Fiquei positivamente satisfeito com o nível das perguntas feitas pelos professores presentes. Várias questões relevantes foram abordadas. Escolhi algumas para comentar neste espaço virtual.

Papel dos Conselhos Municipais de Educação

Ao debatermos a proposta da CONAE de fortalecimento destas instâncias de controle social foi relatado um desvirtuamento do papel dos conselhos. Em algumas cidades sergipanas os conselhos estão assumindo tarefas de avaliação de desempenho dos professores, procedimento que constitui requisito para progressão na carreira profissional.

Concordo que esta não é uma tarefa de conselhos de controle social, mesmo que esses possam e devam verificar e discutir o desempenho da rede escolar, monitorando o quanto de qualidade é alcançado. Porém, neste caso especifico, a avaliação de desempenho dos docentes pode e deve ser feita com participação da categoria, por meio de comissões de servidores efetivos, pro exemplo.

Limites de fiscalização dos conselhos

Também foram feitos questionamentos sobre a limitação existente nas competências fiscalizadoras dos conselhos de acompanhamento do Fundeb, limite este expresso no próprio nome do conselho, ou seja, ele possui um raio de alcance somente circunscrito nos recursos do fundo, ficando sem fiscalização os 5% de transferências constitucionais federais e estaduais e os 25% dos recursos arrecadados pelo próprio município. Sem falar em outros convênios e nos recursos da cota do salário-educação.
Essa é uma batalha que precisa ser priorizada.

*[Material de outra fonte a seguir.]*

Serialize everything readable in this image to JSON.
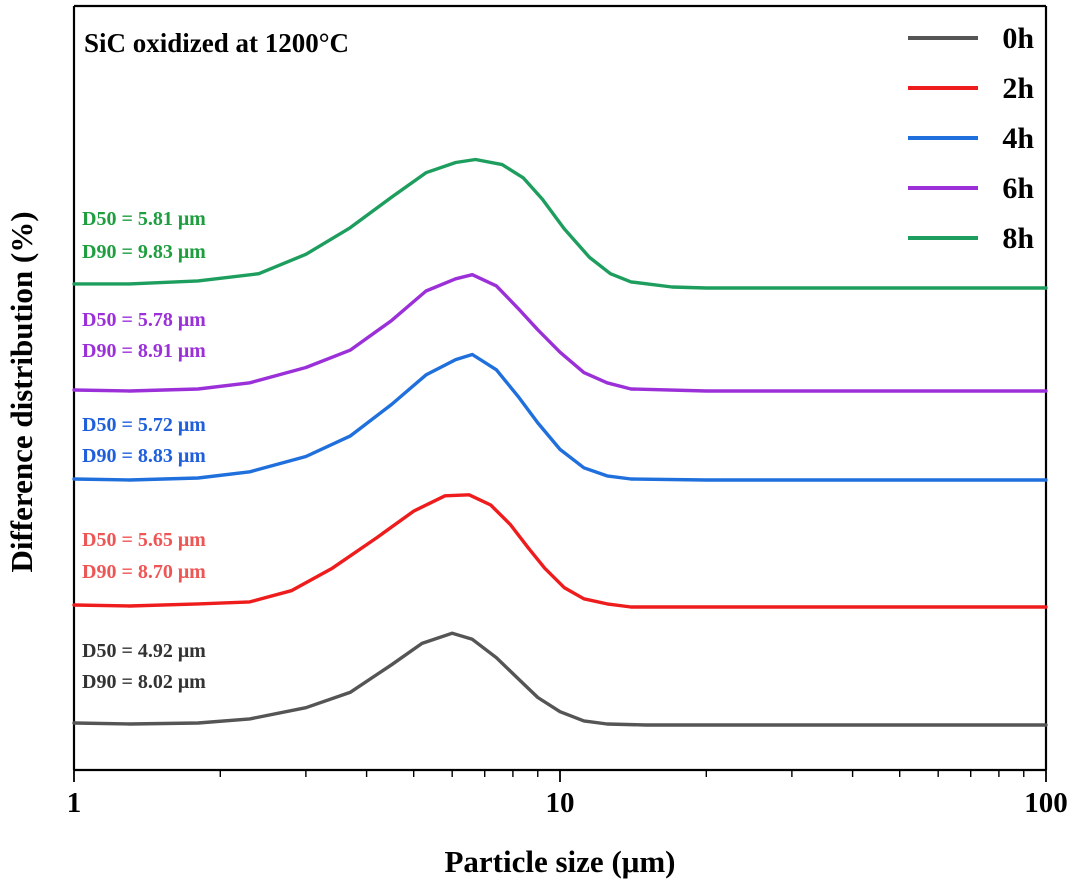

Ao mesmo tempo em que devemos fundir toda a fiscalização e planejamento educacional em uma única instância de controle, no caso o Conselho Municipal de Educação, devemos também garantir uma ampliação da competência fiscalizadora.

Jogo de empurra-empurra

Foi denunciada a dificuldade de relacionamento entre a esfera estadual e municipal. O exemplo oferecido foi do transporte escolar. Realmente o transporte escolar é um emblemático da dificuldade de se estabelecer um verdadeiro regime de colaboração entre os entes federados.

Vejamos como funciona atualmente a oferta de transporte escolar:

1. A maioria das crianças é transportada pela esfera municipal;

2. A esfera federal participa financeiramente por meio do PNATE, mas estes recursos correspondem, em média, a 15% do efetivamente necessário;

3. Parte dos recursos do PNATE que pertenceria à esfera estadual é repassada a esfera municipal, pois esta efetivamente transporta os alunos da rede estadual de ensino. Como o recurso repassado pelo PNATE é insuficiente, este procedimento só aumenta o déficit municipal;

4. Em vários estados existem repasses estaduais para complementar o valor gasto pelos municípios, mas esse procedimento não acontece em todos os estados e seus formatos são bastante variados.

Este é um exemplo do prejuízo para a qualidade da oferta de serviço educacional provocado pela falta de cooperação entre as esferas do Estado Brasileiro.

Fico feliz de ter auxiliado em alguma medida a elucidação destes e de outros importantes questionamentos dos professores sergipanos.